Une agriculture urbaine, c’est un nouveau lien entre ville et campagne ; c’est réapprendre aux urbains (les jeunes en particulier) ce que représente l’agriculture. Toutes les initiatives d’agriculture urbaine ont une forte résonnance pédagogique pour reconnecter le citadin aux réalités de la nature, de l’environnement et des liens avec notre alimentation. 

  1. Notion de paysage comestible, avec un esthétisme particulier, qui fait interagir le citadin avec le vivant.
  2. C’est aussi un apprentissage du consommer local, de produire soi-même ses produits frais.
  3. Rôle particulier des jardins et potagers scolaires.

Fonction sociale :

L’agriculture urbaine peut représenter un très intéressant lien social : exemples des jardins ouvriers ou partagés (une centaine dans Paris) qui sont des lieux majeurs de rencontres et d’échanges, très souvent intergénérationnels. Nombreux jardins associatifs dans les trames vertes ; politiques de « jardins sociaux » à Lisbonne et Marseille ; inclusions de chômeurs et de marginaux dans des jardins d’insertion. Par ailleurs, le développement  de  ces productions agricultures et élevages urbains représentent potentiellement un fort besoin de main d’œuvre. Ces différentes fonctions sont bien entendu interactives, et c’est un outil nouveau et fort pour améliorer la soutenabilité de nos villes de demain. Cette intégration d’une agriculture urbaine doit participer à cette notion d’urbanisme humaniste proposée récemment par un Cobatyste.
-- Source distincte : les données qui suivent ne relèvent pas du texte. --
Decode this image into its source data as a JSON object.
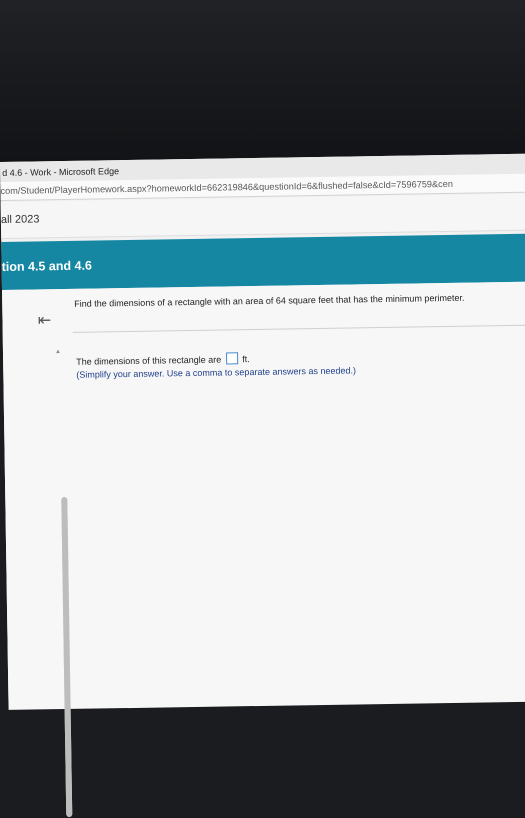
{
  "browser": {
    "window_title": "d 4.6 - Work - Microsoft Edge",
    "address": "com/Student/PlayerHomework.aspx?homeworkId=662319846&questionId=6&flushed=false&cId=7596759&cen"
  },
  "course": {
    "term": "all 2023",
    "section_title": "tion 4.5 and 4.6"
  },
  "question": {
    "back_icon": "back-to-start-arrow",
    "prompt": "Find the dimensions of a rectangle with an area of 64 square feet that has the minimum perimeter.",
    "answer_prefix": "The dimensions of this rectangle are",
    "answer_value": "",
    "answer_unit": "ft.",
    "hint": "(Simplify your answer. Use a comma to separate answers as needed.)"
  },
  "colors": {
    "header_teal": "#1587a3",
    "answer_box_border": "#4a89c8",
    "hint_blue": "#1f3f8a"
  }
}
Avec ses fonctions environnementales et pédagogiques, ce peut être aussi un facteur important de la transition écologique. Comme exemple d’initiatives pouvant développer ces fonctions, c’est de donner une vraie compétence agricole aux collectivités et organismes de gouvernance des villes et des métropoles. Exemple de la métropole de Rennes où notre Académie d’Agriculture avait organisé un colloque sur ce thème il y a quelques années.